Not Your Grandma's Chicken and Pastries
Ingredients- 2 pounds of chicken leg quarter (Dark Meat is the best for this dish)
- 2 Larger Onion Sliced
- Kosher Sea Salt
- Pepper (Cayenne, Black, and White
- Chicken bouillon
- Basil, Thyme, Rosemary, and Orgeno
- 2 Cups of All Purpose Flour
- 1 cup water
- Oil
Broth: In a bowl brine your leg quarters over night in salt water. Remove chicken and place in a large pot with a touch oil and slightly brown them on all sides. Slice your onion and add to the pot sautee for a few minutes before adding your pepper, herbs,chicken bouillon , and a touch of salt. Fill you pot to the rim with water and bringing it to a boil then letting it simmer for a about 2 to 3 hours ( over cooking the chicken would make it stringy, if thats how you get down by all mean forget about it as for me I rather have chucks of chicken in my broth)

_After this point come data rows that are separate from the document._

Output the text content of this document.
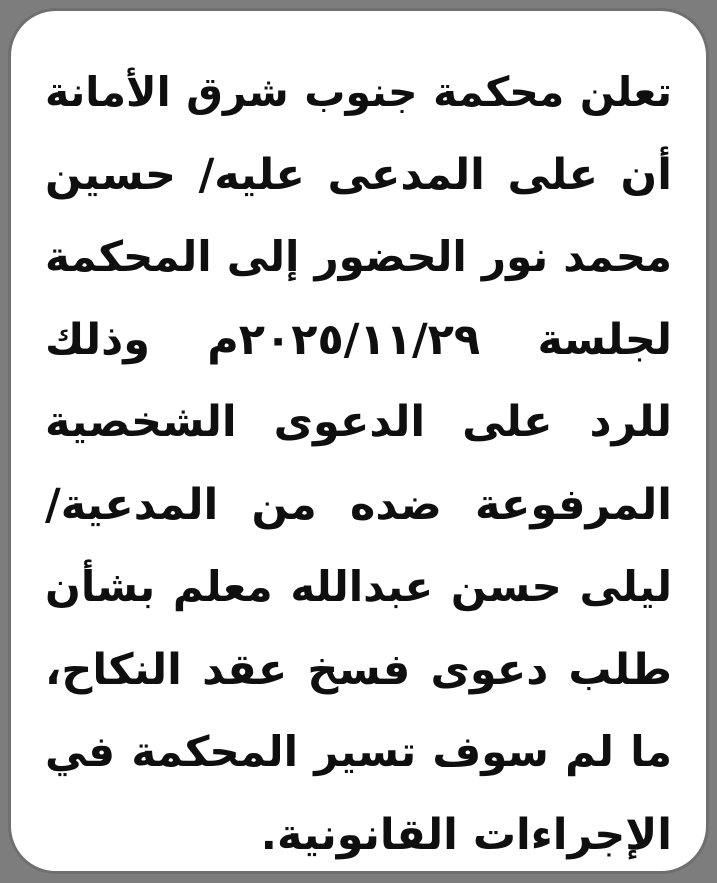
تعلن محكمة جنوب شرق الأمانة
أن على المدعى عليه/ حسين
محمد نور الحضور إلى المحكمة
لجلسة ٢٠٢٥/١١/٢٩م وذلك
للرد على الدعوى الشخصية
المرفوعة ضده من المدعية/
ليلى حسن عبدالله معلم بشأن
طلب دعوى فسخ عقد النكاح،
ما لم سوف تسير المحكمة في
الإجراءات القانونية.
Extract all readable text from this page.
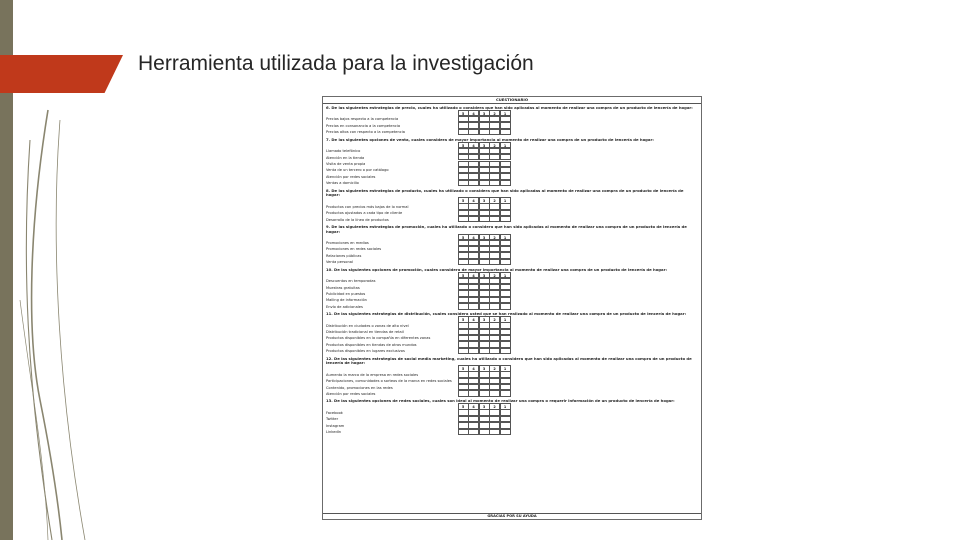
Herramienta utilizada para la investigación
CUESTIONARIO
6. De las siguientes estrategias de precio, cuales ha utilizado o considera que han sido aplicadas al momento de realizar una compra de un producto de lencería de hogar:
5	4	3	2	1
Precios bajos respecto a la competencia
Precios en consonancia a la competencia
Precios altos con respecto a la competencia
7. De las siguientes opciones de venta, cuales considera de mayor importancia al momento de realizar una compra de un producto de lencería de hogar:
5	4	3	2	1
Llamado telefónico
Atención en la tienda
Visita de venta propia
Venta de un tercero o por catálogo
Atención por redes sociales
Ventas a domicilio
8. De las siguientes estrategias de producto, cuales ha utilizado o considera que han sido aplicadas al momento de realizar una compra de un producto de lencería de hogar:
5	4	3	2	1
Productos con precios más bajos de lo normal
Productos ajustados a cada tipo de cliente
Desarrollo de la línea de productos
9. De las siguientes estrategias de promoción, cuales ha utilizado o considera que han sido aplicadas al momento de realizar una compra de un producto de lencería de hogar:
5	4	3	2	1
Promociones en medios
Promociones en redes sociales
Relaciones públicas
Venta personal
10. De las siguientes opciones de promoción, cuales considera de mayor importancia al momento de realizar una compra de un producto de lencería de hogar:
5	4	3	2	1
Descuentos en temporadas
Muestras gratuitas
Publicidad en puestos
Mailing de información
Envío de adicionales
11. De las siguientes estrategias de distribución, cuales considera usted que se han realizado al momento de realizar una compra de un producto de lencería de hogar:
5	4	3	2	1
Distribución en ciudades o zonas de alto nivel
Distribución tradicional en tiendas de retail
Productos disponibles en la compañía en diferentes zonas
Productos disponibles en tiendas de otros mundos
Productos disponibles en lugares exclusivos
12. De las siguientes estrategias de social media marketing, cuales ha utilizado o considera que han sido aplicadas al momento de realizar una compra de un producto de lencería de hogar:
5	4	3	2	1
Aumento la marca de la empresa en redes sociales
Participaciones, comunidades o sorteos de la marca en redes sociales
Contenido, promociones en las redes
Atención por redes sociales
13. De las siguientes opciones de redes sociales, cuales son ideal al momento de realizar una compra o requerir información de un producto de lencería de hogar:
5	4	3	2	1
Facebook
Twitter
Instagram
LinkedIn
GRACIAS POR SU AYUDA
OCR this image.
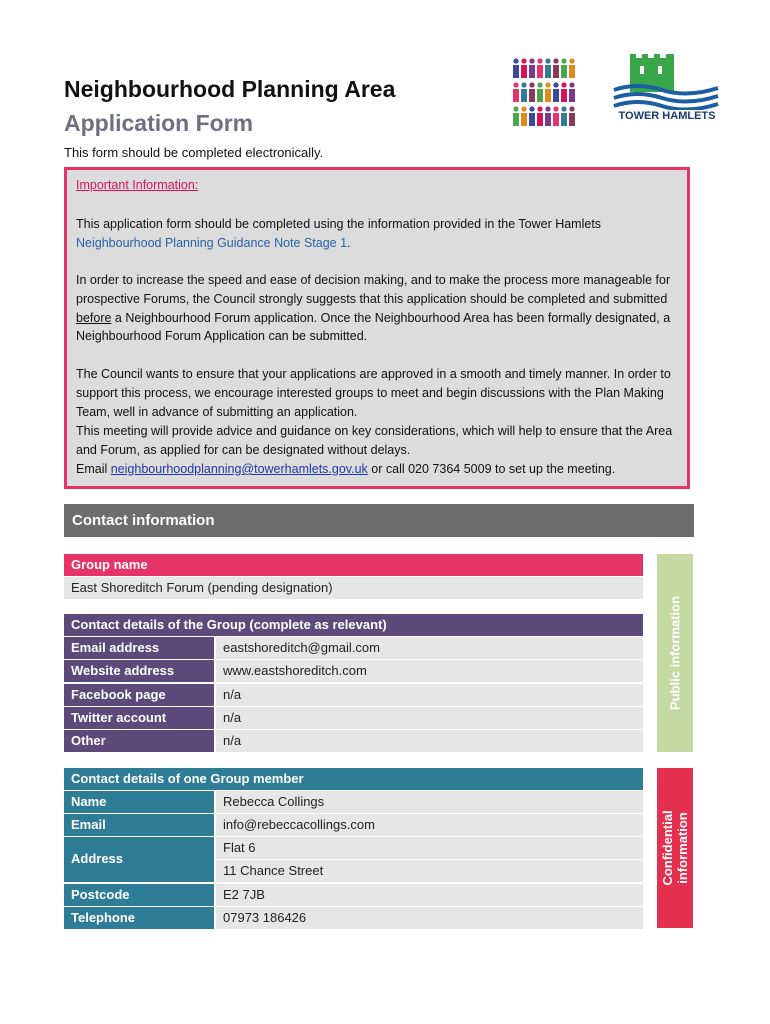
Neighbourhood Planning Area
Application Form
This form should be completed electronically.
TOWER HAMLETS
Important Information:

This application form should be completed using the information provided in the Tower Hamlets Neighbourhood Planning Guidance Note Stage 1.

In order to increase the speed and ease of decision making, and to make the process more manageable for prospective Forums, the Council strongly suggests that this application should be completed and submitted before a Neighbourhood Forum application. Once the Neighbourhood Area has been formally designated, a Neighbourhood Forum Application can be submitted.

The Council wants to ensure that your applications are approved in a smooth and timely manner. In order to support this process, we encourage interested groups to meet and begin discussions with the Plan Making Team, well in advance of submitting an application.

This meeting will provide advice and guidance on key considerations, which will help to ensure that the Area and Forum, as applied for can be designated without delays.

Email neighbourhoodplanning@towerhamlets.gov.uk or call 020 7364 5009 to set up the meeting.

Contact information
Group name
East Shoreditch Forum (pending designation)
Contact details of the Group (complete as relevant)
Email address	eastshoreditch@gmail.com
Website address	www.eastshoreditch.com
Facebook page	n/a
Twitter account	n/a
Other	n/a
Public information
Confidential
information
Contact details of one Group member
Name	Rebecca Collings
Email	info@rebeccacollings.com
Address
Flat 6
11 Chance Street
Postcode	E2 7JB
Telephone	07973 186426
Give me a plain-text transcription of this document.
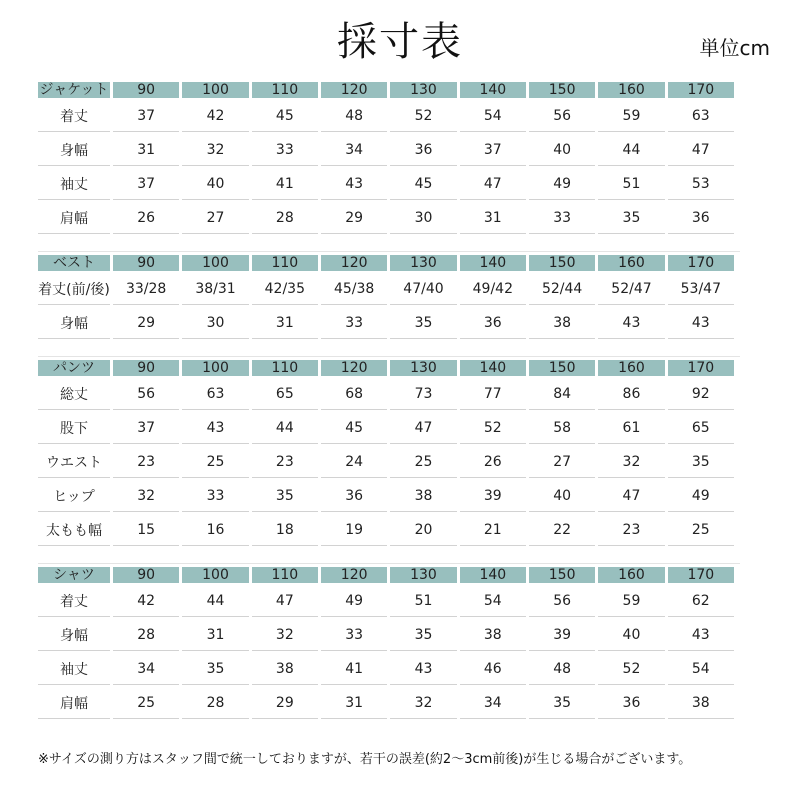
採寸表	単位cm
ジャケット	90	100	110	120	130	140	150	160	170
着丈	37	42	45	48	52	54	56	59	63
身幅	31	32	33	34	36	37	40	44	47
袖丈	37	40	41	43	45	47	49	51	53
肩幅	26	27	28	29	30	31	33	35	36
ベスト	90	100	110	120	130	140	150	160	170
着丈(前/後)	33/28	38/31	42/35	45/38	47/40	49/42	52/44	52/47	53/47
身幅	29	30	31	33	35	36	38	43	43
パンツ	90	100	110	120	130	140	150	160	170
総丈	56	63	65	68	73	77	84	86	92
股下	37	43	44	45	47	52	58	61	65
ウエスト	23	25	23	24	25	26	27	32	35
ヒップ	32	33	35	36	38	39	40	47	49
太もも幅	15	16	18	19	20	21	22	23	25
シャツ	90	100	110	120	130	140	150	160	170
着丈	42	44	47	49	51	54	56	59	62
身幅	28	31	32	33	35	38	39	40	43
袖丈	34	35	38	41	43	46	48	52	54
肩幅	25	28	29	31	32	34	35	36	38
※サイズの測り方はスタッフ間で統一しておりますが、若干の誤差(約2〜3cm前後)が生じる場合がございます。
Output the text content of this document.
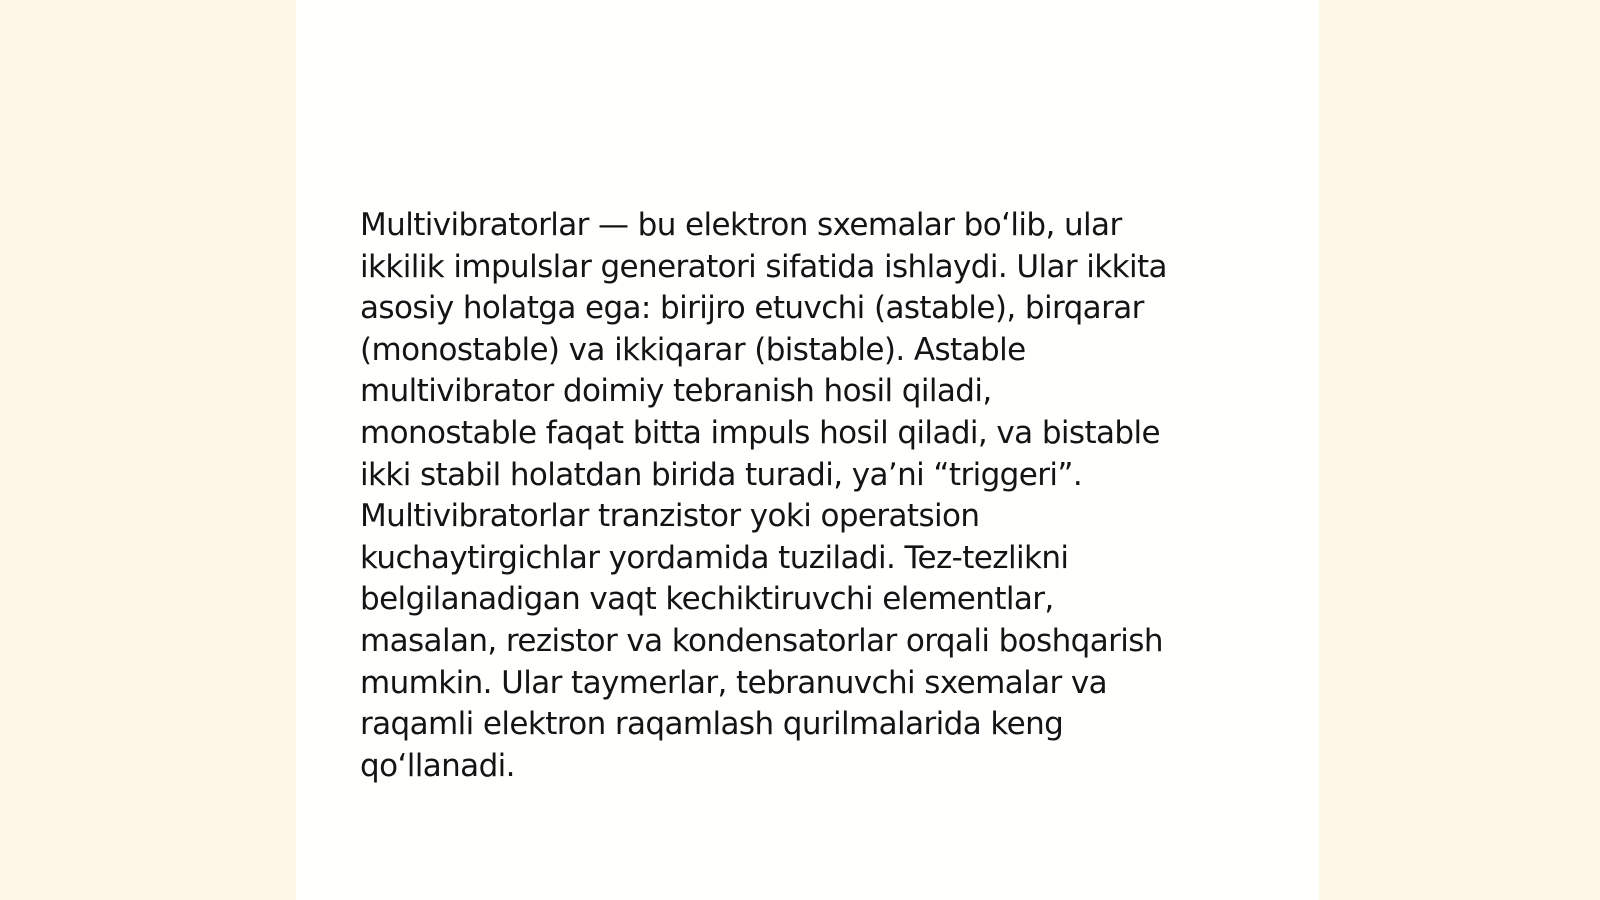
Multivibratorlar — bu elektron sxemalar bo‘lib, ular
ikkilik impulslar generatori sifatida ishlaydi. Ular ikkita
asosiy holatga ega: birijro etuvchi (astable), birqarar
(monostable) va ikkiqarar (bistable). Astable
multivibrator doimiy tebranish hosil qiladi,
monostable faqat bitta impuls hosil qiladi, va bistable
ikki stabil holatdan birida turadi, ya’ni “triggeri”.
Multivibratorlar tranzistor yoki operatsion
kuchaytirgichlar yordamida tuziladi. Tez-tezlikni
belgilanadigan vaqt kechiktiruvchi elementlar,
masalan, rezistor va kondensatorlar orqali boshqarish
mumkin. Ular taymerlar, tebranuvchi sxemalar va
raqamli elektron raqamlash qurilmalarida keng
qo‘llanadi.
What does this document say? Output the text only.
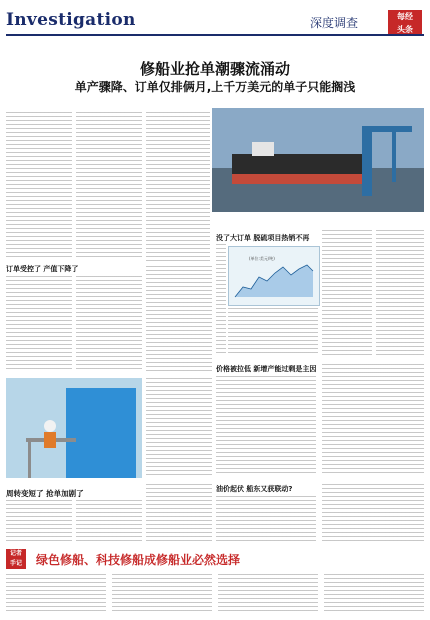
Investigation	深度调查	每经
头条
修船业抢单潮骤流涌动
单产骤降、订单仅排俩月,上千万美元的单子只能搁浅
订单受控了 产值下降了
没了大订单 脱硫项目热销不再
(单位:美元/吨)
价格被拉低 新增产能过剩是主因
周转变短了 抢单加剧了	油价起伏 船东又获联动?
记者
手记	绿色修船、科技修船成修船业必然选择
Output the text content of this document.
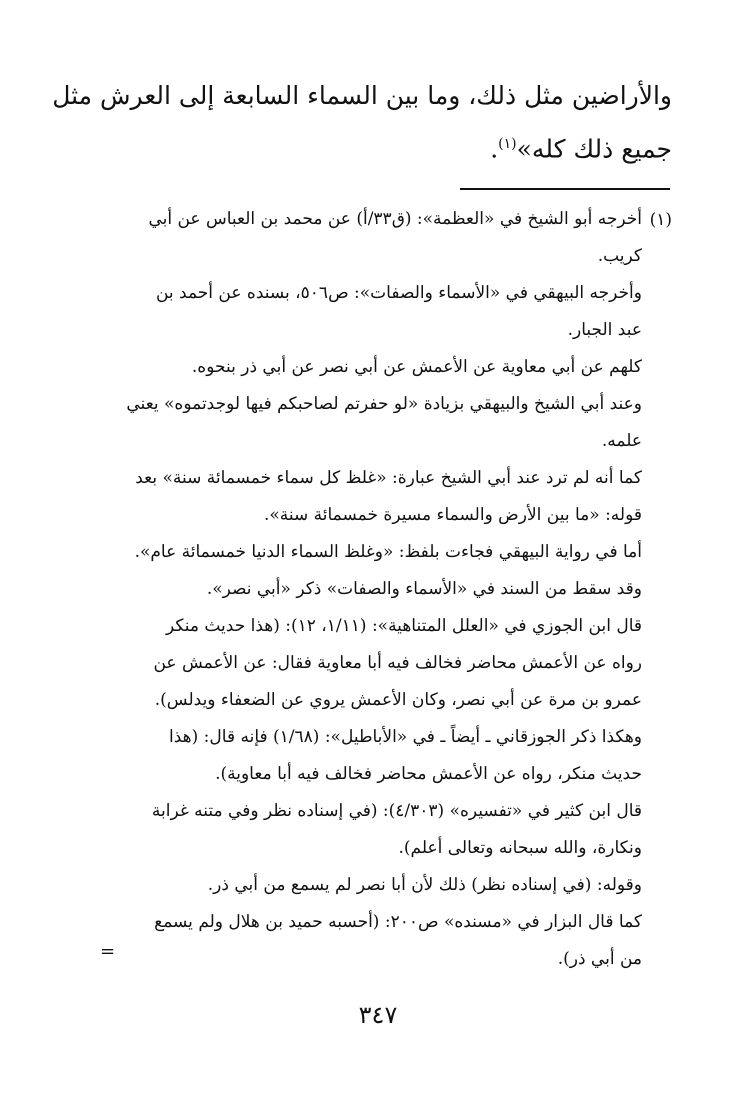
والأراضين مثل ذلك، وما بين السماء السابعة إلى العرش مثل
جميع ذلك كله»$^{(١)}$.
(١)
أخرجه أبو الشيخ في «العظمة»: (ق٣٣/أ) عن محمد بن العباس عن أبي
كريب.
وأخرجه البيهقي في «الأسماء والصفات»: ص٥٠٦، بسنده عن أحمد بن
عبد الجبار.
كلهم عن أبي معاوية عن الأعمش عن أبي نصر عن أبي ذر بنحوه.
وعند أبي الشيخ والبيهقي بزيادة «لو حفرتم لصاحبكم فيها لوجدتموه» يعني
علمه.
كما أنه لم ترد عند أبي الشيخ عبارة: «غلظ كل سماء خمسمائة سنة» بعد
قوله: «ما بين الأرض والسماء مسيرة خمسمائة سنة».
أما في رواية البيهقي فجاءت بلفظ: «وغلظ السماء الدنيا خمسمائة عام».
وقد سقط من السند في «الأسماء والصفات» ذكر «أبي نصر».
قال ابن الجوزي في «العلل المتناهية»: (١/١١، ١٢): (هذا حديث منكر
رواه عن الأعمش محاضر فخالف فيه أبا معاوية فقال: عن الأعمش عن
عمرو بن مرة عن أبي نصر، وكان الأعمش يروي عن الضعفاء ويدلس).
وهكذا ذكر الجوزقاني ـ أيضاً ـ في «الأباطيل»: (١/٦٨) فإنه قال: (هذا
حديث منكر، رواه عن الأعمش محاضر فخالف فيه أبا معاوية).
قال ابن كثير في «تفسيره» (٤/٣٠٣): (في إسناده نظر وفي متنه غرابة
ونكارة، والله سبحانه وتعالى أعلم).
وقوله: (في إسناده نظر) ذلك لأن أبا نصر لم يسمع من أبي ذر.
كما قال البزار في «مسنده» ص٢٠٠: (أحسبه حميد بن هلال ولم يسمع
من أبي ذر).
=
٣٤٧
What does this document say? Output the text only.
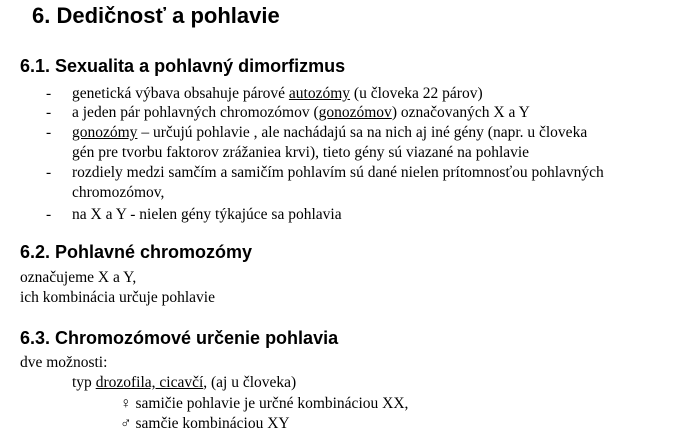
6. Dedičnosť a pohlavie
6.1. Sexualita a pohlavný dimorfizmus
- genetická výbava obsahuje párové autozómy (u človeka 22 párov)
- a jeden pár pohlavných chromozómov (gonozómov) označovaných X a Y
- gonozómy – určujú pohlavie , ale nachádajú sa na nich aj iné gény (napr. u človeka
gén pre tvorbu faktorov zrážaniea krvi), tieto gény sú viazané na pohlavie
- rozdiely medzi samčím a samičím pohlavím sú dané nielen prítomnosťou pohlavných
chromozómov,
- na X a Y - nielen gény týkajúce sa pohlavia
6.2. Pohlavné chromozómy
označujeme X a Y,
ich kombinácia určuje pohlavie
6.3. Chromozómové určenie pohlavia
dve možnosti:
typ drozofila, cicavčí, (aj u človeka)
♀ samičie pohlavie je určné kombináciou XX,
♂ samčie kombináciou XY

Pastries: In a large bowl add your flour and a pinch of salt. Whisk lightly, Add a teaspoon of oil and your water a splash at a time (make sure it's warm water, cold water makes the dough tough and har to work with) mix it until all the dry flour is combine and the dough is firm. Let it sit for 10 minutes under a dry clean cloth. On a floured surface began to knead yoyr dough about 50 times would do. Roll it out with a rolling pin to about a half of centimeter thick. Then cut the dough into long strips our squares. Store them in a floured container until ready for use.
Combine: Remove chicken from pot. Taste your broth and add salt if needed or water if needed. Remove chicken from the bones and add back into pot. Slowly drop the pasteries in a few at a time stirring so they won't stick. When the pasteries are tender they your done! You can add sweet peas just for a pop of color and a touch of sweetness.
Now it isn't the best looking meal in the world but lord it's good!